Before I could even get the door closed Fausta was around the desk and clinging to me like a child seeking protection from a bully. Because of her Latin impulsiveness, it was not unusual for her to throw herself into my arms on sight, but usually, after planting one quick kiss on my chin, she would back off, examine me from narrowed eyes and lightly slap my face, as though I had been the aggressor. This time she merely clung.
Taking her by the shoulders, I pushed her away far enough to look down into her face. It was a lovely face. Though you usually expect Italian women to be dark, Fausta has vivid blonde hair in striking contrast to her brown eyes and coffee-with-cream complexion.
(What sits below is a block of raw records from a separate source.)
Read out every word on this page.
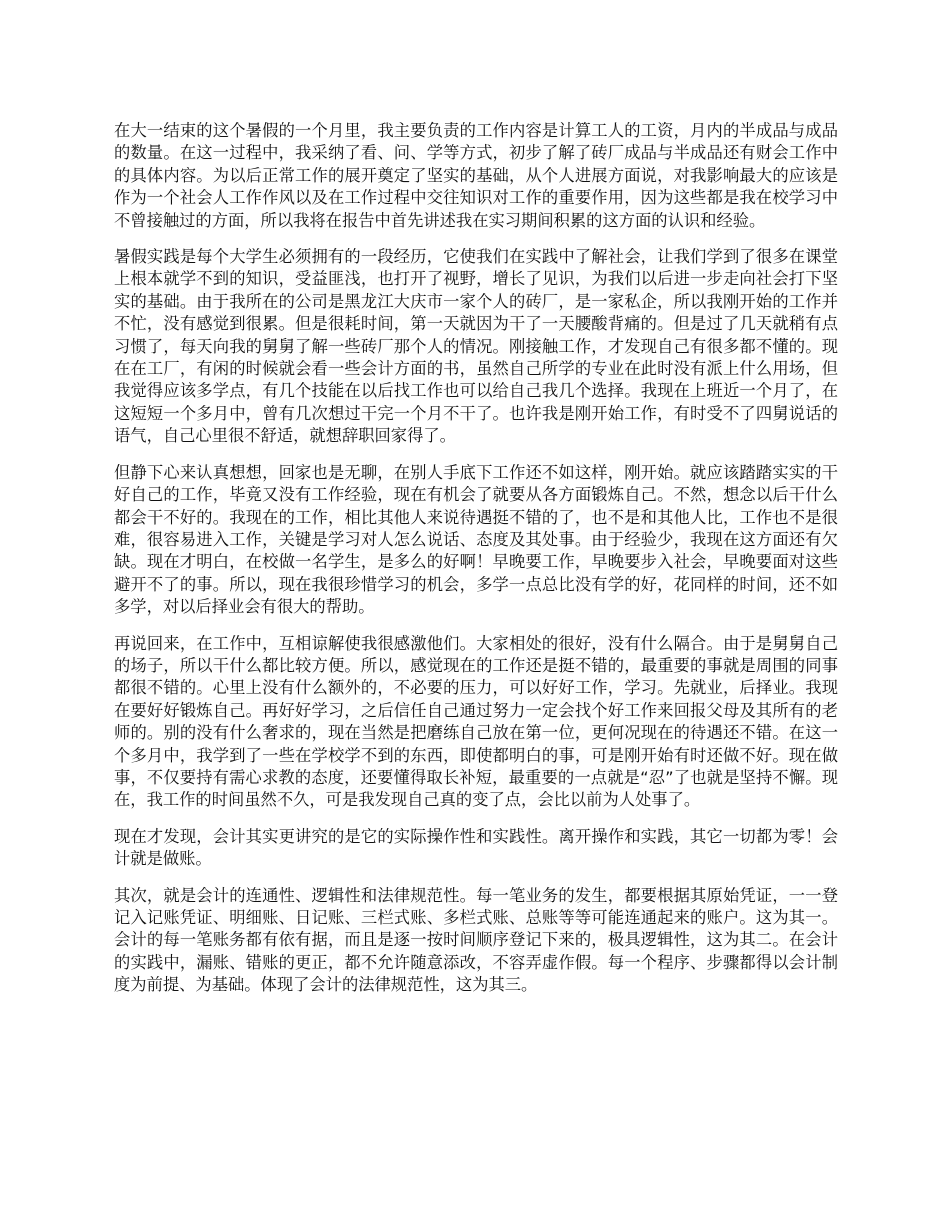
在大一结束的这个暑假的一个月里，我主要负责的工作内容是计算工人的工资，月内的半成品与成品的数量。在这一过程中，我采纳了看、问、学等方式，初步了解了砖厂成品与半成品还有财会工作中的具体内容。为以后正常工作的展开奠定了坚实的基础，从个人进展方面说，对我影响最大的应该是作为一个社会人工作作风以及在工作过程中交往知识对工作的重要作用，因为这些都是我在校学习中不曾接触过的方面，所以我将在报告中首先讲述我在实习期间积累的这方面的认识和经验。

暑假实践是每个大学生必须拥有的一段经历，它使我们在实践中了解社会，让我们学到了很多在课堂上根本就学不到的知识，受益匪浅，也打开了视野，增长了见识，为我们以后进一步走向社会打下坚实的基础。由于我所在的公司是黑龙江大庆市一家个人的砖厂，是一家私企，所以我刚开始的工作并不忙，没有感觉到很累。但是很耗时间，第一天就因为干了一天腰酸背痛的。但是过了几天就稍有点习惯了，每天向我的舅舅了解一些砖厂那个人的情况。刚接触工作，才发现自己有很多都不懂的。现在在工厂，有闲的时候就会看一些会计方面的书，虽然自己所学的专业在此时没有派上什么用场，但我觉得应该多学点，有几个技能在以后找工作也可以给自己我几个选择。我现在上班近一个月了，在这短短一个多月中，曾有几次想过干完一个月不干了。也许我是刚开始工作，有时受不了四舅说话的语气，自己心里很不舒适，就想辞职回家得了。

但静下心来认真想想，回家也是无聊，在别人手底下工作还不如这样，刚开始。就应该踏踏实实的干好自己的工作，毕竟又没有工作经验，现在有机会了就要从各方面锻炼自己。不然，想念以后干什么都会干不好的。我现在的工作，相比其他人来说待遇挺不错的了，也不是和其他人比，工作也不是很难，很容易进入工作，关键是学习对人怎么说话、态度及其处事。由于经验少，我现在这方面还有欠缺。现在才明白，在校做一名学生，是多么的好啊！早晚要工作，早晚要步入社会，早晚要面对这些避开不了的事。所以，现在我很珍惜学习的机会，多学一点总比没有学的好，花同样的时间，还不如多学，对以后择业会有很大的帮助。

再说回来，在工作中，互相谅解使我很感激他们。大家相处的很好，没有什么隔合。由于是舅舅自己的场子，所以干什么都比较方便。所以，感觉现在的工作还是挺不错的，最重要的事就是周围的同事都很不错的。心里上没有什么额外的，不必要的压力，可以好好工作，学习。先就业，后择业。我现在要好好锻炼自己。再好好学习，之后信任自己通过努力一定会找个好工作来回报父母及其所有的老师的。别的没有什么奢求的，现在当然是把磨练自己放在第一位，更何况现在的待遇还不错。在这一个多月中，我学到了一些在学校学不到的东西，即使都明白的事，可是刚开始有时还做不好。现在做事，不仅要持有需心求教的态度，还要懂得取长补短，最重要的一点就是“忍”了也就是坚持不懈。现在，我工作的时间虽然不久，可是我发现自己真的变了点，会比以前为人处事了。

现在才发现，会计其实更讲究的是它的实际操作性和实践性。离开操作和实践，其它一切都为零！会计就是做账。

其次，就是会计的连通性、逻辑性和法律规范性。每一笔业务的发生，都要根据其原始凭证，一一登记入记账凭证、明细账、日记账、三栏式账、多栏式账、总账等等可能连通起来的账户。这为其一。会计的每一笔账务都有依有据，而且是逐一按时间顺序登记下来的，极具逻辑性，这为其二。在会计的实践中，漏账、错账的更正，都不允许随意添改，不容弄虚作假。每一个程序、步骤都得以会计制度为前提、为基础。体现了会计的法律规范性，这为其三。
Add perfect features, a form which would give goose bumps to an octogenarian, and you will begin to understand I had quite a woman by the shoulders.
I said, “What gives, baby?”
“Manny,” she said. “Oh, Manny!” And she struggled to get back into my arms.
“Whoa!” I said, still holding her at arm’s length. “What’s all the excitement?”
She stopped struggling and just looked at me discouragedly. Then, with her shoulders sagging, she moved back to her desk. Opening a drawer, she removed a small sheet of paper and handed it to me.
The paper contained nothing but an India ink drawing of a black hand.
Examining the sheet on both sides without growing any wiser, I finally handed it back.
“Nice likeness, if you care for pictures of hands,” I said. “Is it supposed to mean something?”
Fausta collapsed in the chair behind her desk. “Just the Mafia,” she said tonelessly. “It is their way of announcing a death sentence.”
“The Mafia! That comic opera outfit?”
And I began to develop a slow burn. I knew something, though not a great deal, about the Mafia. I knew Sicilian bandits had originated it in the nineteenth century at an extortion racket, but when immigrants brought it to the United States it gradually underwent a change. Though its criminal members still often used it for extortion, it had spread to include thousands who were not criminals at all. Probably most of its members were law-abiding people, at least those who lived in America, but also most top racketeers of Italian descent belonged to the secret organization.
I also knew it operated under a ridiculous grammar-school sort of ritual which included blood oaths, passwords and idiotic warnings such as Fausta’s black hand.
I said, “Maybe you’d better tell me the whole story.”
It developed there was not much of a story to tell. The previous week two men had come into El Patio, Fausta’s supper club, asked the head waiter to see her and been ushered back to her office. Neither gave a name, and she could describe them only as both dark, probably Italian, both of average build and both as well-dressed. She guessed them to be respectively about twenty-five and thirty years old.
The older man did all the talking, Fausta said, and even he did very little. He simply announced that the Mafia from that day forward expected ten percent of El Patio’s net profit, and said he or his companion would stop by once a week to pick it up.
As the most popular supper club in town, El Patio’s net profit runs into nearly a quarter million a year. Hoping that the Mafia would settle for less than its original demand, Fausta placed only a hundred dollars in the envelope the younger man called for that morning. The result had been the black hand missive, which had come to her in a sealed envelope handed by some unidentified customer to one of her waiters.
“Why did you pay anything at all?” I asked. “Why didn’t you phone the police?”
“Report the Mafia, Manny? Then surely they would kill me.”
“They’re only men,” I said. “Not supernatural creatures. They fit into jail cells as easily as other men.”